Shofia, perempuan yang masih menggunakan setelan baju toga mematung diantara mobil-mobil yang terparkir di sebuah lapangan, ia berusaha menyeka tangis yang merembes dari balik matanya karena foto yang sedari tadi ia pandangi. Tiba-tiba seseorang menghampirinya dengan terengah-engah seperti habis lari marathon.

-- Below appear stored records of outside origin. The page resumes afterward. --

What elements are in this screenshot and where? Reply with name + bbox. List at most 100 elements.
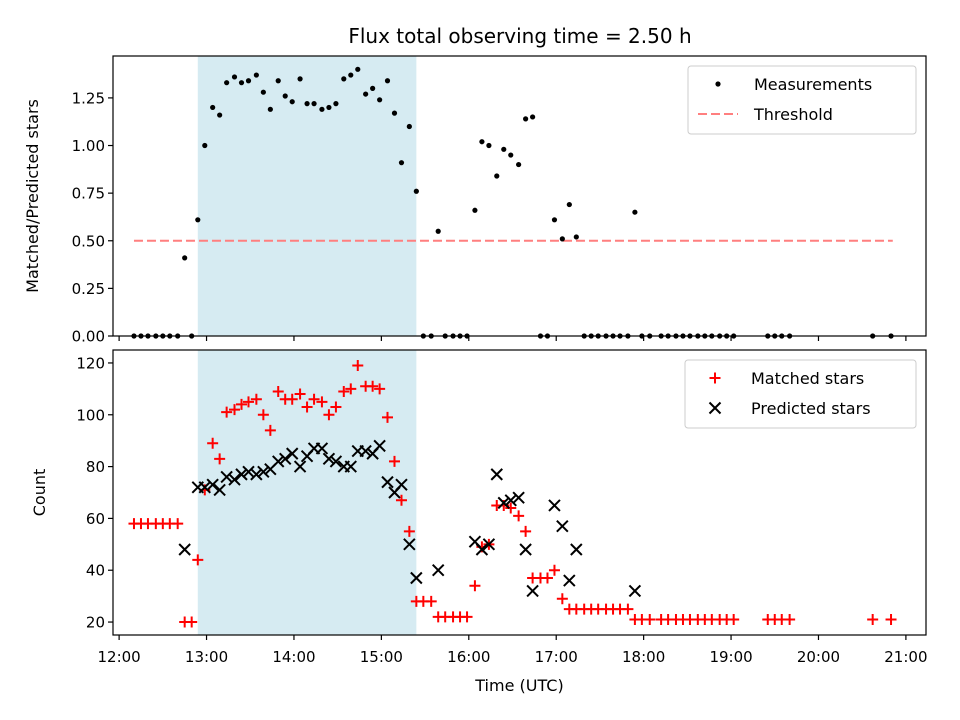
measurement-point — [398, 160, 405, 166]
measurement-point — [494, 173, 500, 179]
legend-box — [687, 65, 917, 135]
predicted-star-point — [381, 475, 394, 489]
predicted-star-point — [206, 478, 219, 491]
predicted-star-point — [490, 468, 503, 481]
matched-star-point — [784, 613, 796, 625]
measurement-point — [501, 146, 507, 152]
matched-star-point — [867, 613, 879, 625]
measurement-point — [413, 188, 419, 194]
predicted-star-point — [482, 538, 496, 551]
measurement-point — [182, 255, 188, 261]
measurement-point — [516, 161, 522, 168]
x-tick-label: 18:00 — [622, 648, 665, 666]
measurement-point — [326, 104, 332, 111]
matched-star-point — [286, 393, 298, 405]
predicted-star-point — [198, 481, 211, 494]
x-tick-label: 21:00 — [884, 648, 927, 666]
predicted-star-point — [279, 452, 292, 466]
y-tick-label: 40 — [86, 562, 105, 580]
measurement-point — [238, 80, 245, 86]
matched-star-point — [214, 453, 226, 465]
chart-title: Flux total observing time = 2.50 h — [348, 24, 691, 48]
matched-star-point — [728, 613, 740, 625]
x-tick-label: 15:00 — [360, 648, 403, 666]
measurement-point — [472, 207, 478, 213]
matched-star-point — [236, 398, 248, 410]
measurement-point — [391, 110, 398, 116]
count-panel-frame — [112, 349, 927, 636]
matched-star-point — [172, 518, 184, 530]
matched-star-point — [323, 409, 335, 421]
legend-x-swatch — [708, 401, 722, 415]
measurement-point — [267, 106, 273, 112]
y-tick-label: 80 — [86, 458, 105, 476]
count-y-axis-label: Count — [30, 469, 49, 517]
predicted-star-point — [403, 538, 416, 551]
predicted-star-point — [329, 455, 343, 468]
matched-star-point — [338, 385, 350, 397]
predicted-star-point — [359, 444, 372, 458]
measurement-point — [355, 66, 361, 72]
matched-star-point — [221, 406, 233, 418]
y-tick-label: 0.00 — [72, 328, 105, 346]
matched-star-point — [330, 401, 342, 413]
matched-star-point — [301, 401, 313, 413]
predicted-star-point — [395, 478, 408, 491]
observing-window-span — [197, 350, 417, 635]
matched-star-point — [461, 611, 473, 623]
measurement-point — [523, 116, 529, 122]
y-tick-label: 1.00 — [72, 137, 105, 155]
measurement-point — [632, 209, 638, 215]
predicted-star-point — [475, 543, 489, 556]
measurement-point — [559, 236, 565, 242]
predicted-star-point — [322, 452, 336, 466]
measurement-point — [210, 104, 216, 111]
measurement-point — [195, 217, 201, 223]
measurement-point — [319, 106, 325, 112]
predicted-star-point — [235, 468, 248, 481]
predicted-star-point — [504, 494, 517, 507]
matched-star-point — [207, 437, 219, 449]
predicted-star-point — [293, 460, 307, 473]
count-panel: 20 40 60 80 100 120 12:00 13:00 14:00 15:00 16:00… — [30, 349, 928, 695]
legend-label: Measurements — [754, 75, 872, 94]
legend-label: Matched stars — [751, 369, 864, 388]
predicted-star-point — [220, 470, 233, 484]
predicted-star-point — [497, 496, 510, 510]
matched-star-point — [395, 494, 407, 506]
measurement-point — [253, 72, 259, 78]
measurement-point — [311, 101, 317, 107]
measurement-point — [341, 76, 347, 82]
ratio-panel-frame — [112, 55, 927, 337]
y-tick-label: 20 — [86, 614, 105, 632]
matched-star-point — [186, 616, 198, 628]
measurement-point — [363, 91, 369, 97]
matched-star-point — [556, 593, 568, 605]
matched-star-point — [469, 580, 481, 592]
ratio-panel: 0.00 0.25 0.50 0.75 1.00 1.25 Matched/Predict… — [23, 55, 927, 346]
measurement-point — [377, 97, 383, 103]
x-tick-label: 13:00 — [185, 648, 228, 666]
measurement-point — [297, 76, 303, 82]
x-tick-label: 12:00 — [98, 648, 141, 666]
matched-star-point — [257, 409, 269, 421]
measurement-point — [289, 99, 295, 105]
measurement-point — [333, 101, 339, 107]
measurement-point — [260, 89, 266, 95]
matched-star-point — [229, 404, 241, 416]
measurement-point — [479, 139, 485, 145]
predicted-star-point — [373, 439, 386, 453]
count-legend: Matched stars Predicted stars — [684, 359, 917, 429]
predicted-star-point — [431, 564, 445, 577]
observing-window-span — [197, 56, 417, 336]
predicted-star-point — [519, 543, 532, 556]
measurement-point — [486, 142, 492, 149]
y-tick-label: 60 — [86, 510, 105, 528]
legend-label: Predicted stars — [751, 399, 871, 418]
measurement-point — [566, 201, 572, 208]
matched-star-point — [885, 613, 897, 625]
predicted-star-point — [548, 499, 561, 512]
measurement-point — [275, 78, 281, 84]
predicted-star-point — [563, 574, 576, 587]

"Shof, dari tadi ana nyariin ente, eh ternyata disini." Ujarnya masih dengan nafas yang tersenggal. Seketika ia memberikan sebuah amplop putih. Shofia hanya mengeryitkan alisnya demi menerima amplop itu.

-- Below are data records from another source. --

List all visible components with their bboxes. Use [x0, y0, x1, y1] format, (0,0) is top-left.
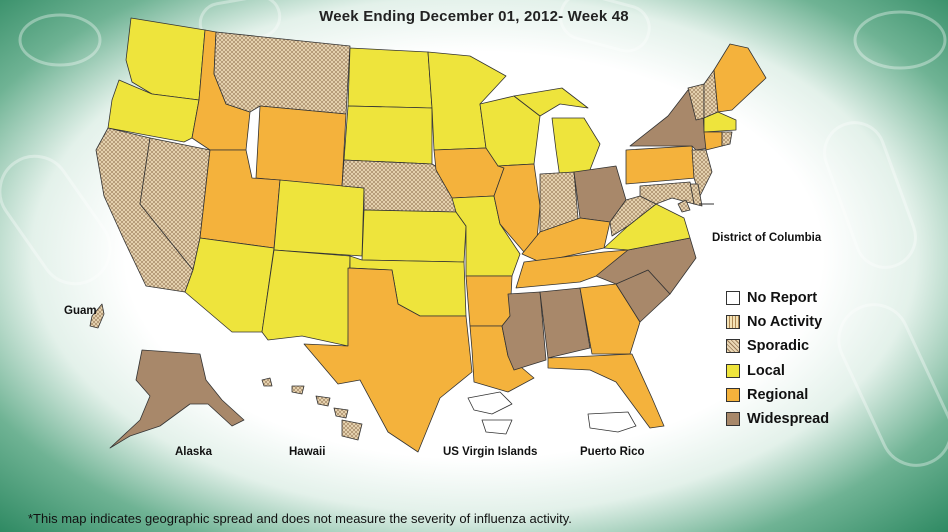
legend-item-sporadic: Sporadic — [726, 334, 829, 358]
legend-swatch-local — [726, 363, 740, 378]
state-montana — [213, 31, 351, 115]
state-alabama — [539, 287, 591, 359]
dc-label: District of Columbia — [712, 232, 822, 244]
legend-label: No Activity — [747, 314, 823, 331]
state-connecticut — [703, 131, 723, 151]
state-texas — [303, 267, 473, 453]
state-kansas — [361, 209, 467, 263]
state-maine — [713, 43, 767, 113]
legend-item-widespread: Widespread — [726, 407, 829, 431]
usvi-label: US Virgin Islands — [443, 446, 538, 458]
pr-label: Puerto Rico — [580, 446, 645, 458]
state-massachusetts — [703, 111, 737, 133]
alaska-label: Alaska — [175, 446, 213, 458]
state-guam — [89, 303, 105, 329]
state-new-mexico — [261, 249, 351, 347]
state-alaska — [109, 349, 245, 449]
legend-label: Widespread — [747, 411, 830, 428]
state-florida — [547, 353, 665, 429]
state-maryland — [639, 181, 695, 205]
guam-label: Guam — [64, 305, 97, 317]
legend-item-no-report: No Report — [726, 286, 829, 310]
legend-swatch-no-report — [726, 291, 740, 306]
state-pennsylvania — [625, 145, 697, 185]
legend-item-regional: Regional — [726, 383, 829, 407]
state-georgia — [579, 283, 641, 355]
state-colorado — [273, 179, 365, 257]
legend-label: Local — [747, 362, 785, 379]
legend-label: Sporadic — [747, 338, 810, 355]
state-south-dakota — [343, 105, 433, 165]
legend-swatch-widespread — [726, 412, 740, 427]
hawaii-label: Hawaii — [289, 446, 326, 458]
state-district-of-columbia — [677, 199, 691, 213]
state-us-virgin-islands — [467, 391, 513, 435]
legend-swatch-regional — [726, 387, 740, 402]
state-rhode-island — [721, 131, 733, 147]
legend-item-local: Local — [726, 359, 829, 383]
state-arizona — [184, 237, 275, 333]
footnote: *This map indicates geographic spread an… — [28, 511, 572, 526]
map-title: Week Ending December 01, 2012- Week 48 — [319, 8, 629, 25]
legend: No Report No Activity Sporadic Local Reg… — [726, 286, 829, 431]
state-north-dakota — [347, 47, 433, 109]
state-wyoming — [255, 105, 347, 187]
legend-swatch-sporadic — [726, 339, 740, 354]
state-mississippi — [501, 291, 547, 371]
legend-item-no-activity: No Activity — [726, 310, 829, 334]
state-arkansas — [465, 275, 513, 327]
legend-label: No Report — [747, 290, 818, 307]
legend-swatch-no-activity — [726, 315, 740, 330]
state-hawaii — [261, 377, 363, 441]
state-puerto-rico — [587, 411, 637, 433]
state-oregon — [107, 79, 200, 143]
legend-label: Regional — [747, 386, 809, 403]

"Ini apa?" tanyanya menimang-nimang amplop.

"Em itu dari Hanna," sontak ia kaget mendengar ucapan Shaima.

"Sebelum pergi tadi dia nitipin surat itu ke Sarah," tuturnya lagi, suaranya sedikit parau menyebutkan salah satu adik kelas mereka. Kembali Shofia tersentak.

"Pergi? Dia udah pergi? kok bisa? Kok cepet banget? Kenapa? Trus kenapa di titip ke Sarah?" yang diserbu serentetan pertanyaan darinya hanya mengangkat bahu.

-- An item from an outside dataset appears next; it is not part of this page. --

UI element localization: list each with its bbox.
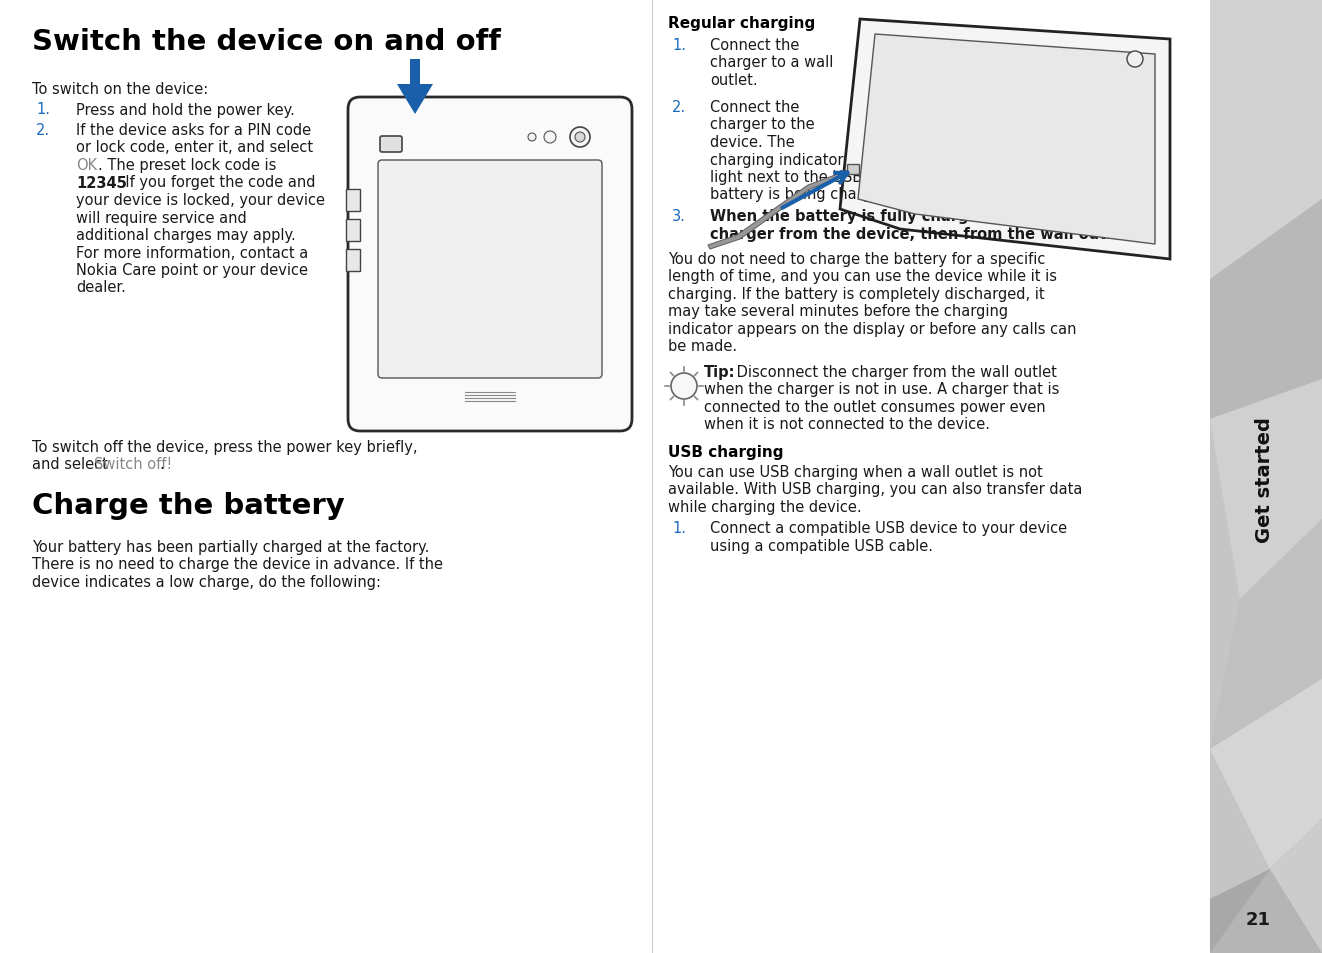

"Ana kurang tau shof, tadi ana ketemu si Sarah, nah dia dari tadi nyariin kamu tapi nggak ketemu. Dia nyariin buat ngasih surat itu ke kamu, surat dari Hanna." seketika Shofia menghela nafasnya demi mendengar penjelasan Shaima. 

"Hanna nggak bilang apa-apa ke Sarah?"

"Katanya nggak sih, dia cuma bilang titip surat untuk kamu."

Kepergian Hanna mengundang teka-teki baginya. entah apa alasan perempuan teduh itu begitu cepat pergi, bahkan mereka belum sempat mengucapkan salam perpisahan. Ini begitu mengejutkan. Padahal mereka telah berencana untuk pergi jalan-jalan sebelum kepulangannya ke Jambi, sepertinya akan mustahil terjadi. Ada apa gerangan dengan kepergian Hanna secepat ini?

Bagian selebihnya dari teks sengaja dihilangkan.